Wednesday, October 5, 2022

Dislocation


"But no matter how much planning you do, one tiny miscalculation, one moment of distraction, can end it all in an instant."

--Jeannette Walls, Half Broke Horses

It had been an amazing two weeks, hiking the West Highlands Way in Scotland with my friends Jim and Dorothy.  But wait!  There was more to come.  On Thursday, September 8, I flew from Glasgow to Milan, where I was to meet up with a group of Jim's relatives, and proceed to a house we'd rented on Lake Como.

I arrived late in Milan, checking into my hotel near the Milan Central Station at about 9:30 p.m.  I'd been warned that my friends had already gone to bed; we were to meet over breakfast in the morning.

I bounced out of bed, full of excitement, the next morning.  I took a shower in the room's deep tub, thinking about the day to come.  I had to make sure everyone was gathered together -- Jim was flying in that evening, and Jim and Dorothy's son arriving early on Saturday, the tenth.  We had to be at the station reasonably early on Saturday to catch a train to Como, connect with a ferry to Menaggio, and arrive at our rental house some five miles north of Menaggio by the 4 p.m. check-in time.

My hair washed and my body scrubbed, I turned off the water and stepped out of the tub.  But I never quite made it.  My foot slipped on the soapy bottom of the tub, my head hit the wall, I tried to catch myself on the floor outside the tub with my right arm.  After that?  My only memory after that was of excruciating pain.  

Not just excruciating pain, as when you hit your finger with a hammer.  Excruciating pain that remained excruciating at the same level as the minutes went by.  It dawned on me, through my mental haze, that something had gone very wrong, something beyond twisting my wrist or shoulder.  Finally, I contacted Anne, one of the friends with whom I had planned breakfast.  She was alarmed by the sound of my voice, and sent John, her brother, to see what was wrong.  I somehow had managed to pull on some boxers before he arrived.

I suppose that, even when dying, I'll want to comb my hair before the undertaker arrives.
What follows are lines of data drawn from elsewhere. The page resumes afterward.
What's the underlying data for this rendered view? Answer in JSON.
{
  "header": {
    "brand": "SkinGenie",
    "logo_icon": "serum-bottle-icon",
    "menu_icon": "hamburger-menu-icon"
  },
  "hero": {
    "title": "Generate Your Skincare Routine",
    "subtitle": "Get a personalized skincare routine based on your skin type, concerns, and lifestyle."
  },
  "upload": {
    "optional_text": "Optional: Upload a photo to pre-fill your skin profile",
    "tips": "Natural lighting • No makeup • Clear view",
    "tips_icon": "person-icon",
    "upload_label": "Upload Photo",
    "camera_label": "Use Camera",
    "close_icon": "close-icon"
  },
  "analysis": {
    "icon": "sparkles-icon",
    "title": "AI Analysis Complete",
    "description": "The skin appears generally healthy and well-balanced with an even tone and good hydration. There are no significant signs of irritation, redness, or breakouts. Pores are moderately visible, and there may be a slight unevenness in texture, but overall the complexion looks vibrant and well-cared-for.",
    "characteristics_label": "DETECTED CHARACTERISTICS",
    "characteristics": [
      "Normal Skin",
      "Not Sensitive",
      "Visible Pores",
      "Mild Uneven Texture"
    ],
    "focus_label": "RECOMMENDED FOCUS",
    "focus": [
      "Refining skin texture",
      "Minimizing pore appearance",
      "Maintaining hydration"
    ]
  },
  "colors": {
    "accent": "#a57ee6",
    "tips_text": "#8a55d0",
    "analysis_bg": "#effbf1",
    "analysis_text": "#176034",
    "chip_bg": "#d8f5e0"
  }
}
John and Anne and their spouses leaped wonderfully into the breach.  Somehow, an ambulance was summoned, my bags were packed while I squeaked out instructions, and we dashed to an orthopedic hospital, sirens wailing.

It's a cliché, but Italians do have a flair for the dramatic.

By now, I was well aware that I'd dislocated my shoulder.  Full props to the ambulance personnel for treating me gently and with compassion -- although our speed  on a rough road made an extremely uncomfortable ambulance ride.  But, to be honest, I was beyond being able to distinguish between degrees of "excruciating."

I was admitted immediately at the hospital ER, and -- after a frustrating conversation about my travel insurance -- was subjected to numerous x-rays.  I was then seen by an orthopedist who spoke quietly to me, held my hand, pulled my hand gently -- it felt good, the first improvement in my level of pain that morning.  She gradually pulled more strongly until -- wow! -- I felt great.  The pain almost totally vanished in an instant.  I was given post-reduction x-rays, and my right arm was wrapped up in a sling.

Great moments in medicine, as MAD Magazine once declared it -- the presentation of the bill.  I was expecting something in the order of several thousand dollars.  But it was 340 euros -- at a time when the euro was worth almost exactly the same as the dollar.  They didn't have enough information to bill my insurance company, and they couldn't take my credit card, so they handed me the bill.  Have your bank wire us the money, they requested, trustingly.

Was my stay at Lake Como ruined?  Hardly!  But it was changed.  My friends abandoned our plans for a train-ferry trip to the rental house, and hired a taxi.  Less problem with moving me and my baggage about, although by the time I returned to the hotel, aside from having one arm hors de  combat, I was back to being my usual excited, witty self.

I hiked (well, walked) long distances almost daily for the next two weeks, and did everything everyone else did, everything I'd planned on doing.  I just did it all one-armed, with my crippled arm tucked under my t-shirt.  

But I wasn't unaffected by my injury, even when the pain was minimal or non-existent.  Before, I had been, mentally if not physically, a young guy up for any adventure.  Afterward, I found myself considering each day's activities, asking myself if I could handle the challenge, and if I could do it safely.  Thoughts that rarely crossed my mind before the Great Shower/Tub Incident.

Returning home, I learn that I may have torn my rotator cuff, which might well require surgery with a long period of recovery.  I am scheduled for a shoulder MRI this evening.

Looking back, I keep pondering how my cheerful plans while showering, feeling excited about the day and capable of anything, were changed in an instant into extreme pain, and, worse, into a prolonged period of partial disability -- a period that continues today, and the full extent of which may not be known for months.

"One tiny miscalculation, one moment of distraction."  A lesson many learn to their sorrow at a much younger age than I have.  But a lesson that, whenever learned, changes one's sense of reality, of the continuity of life from one day to the next, from one moment to the next.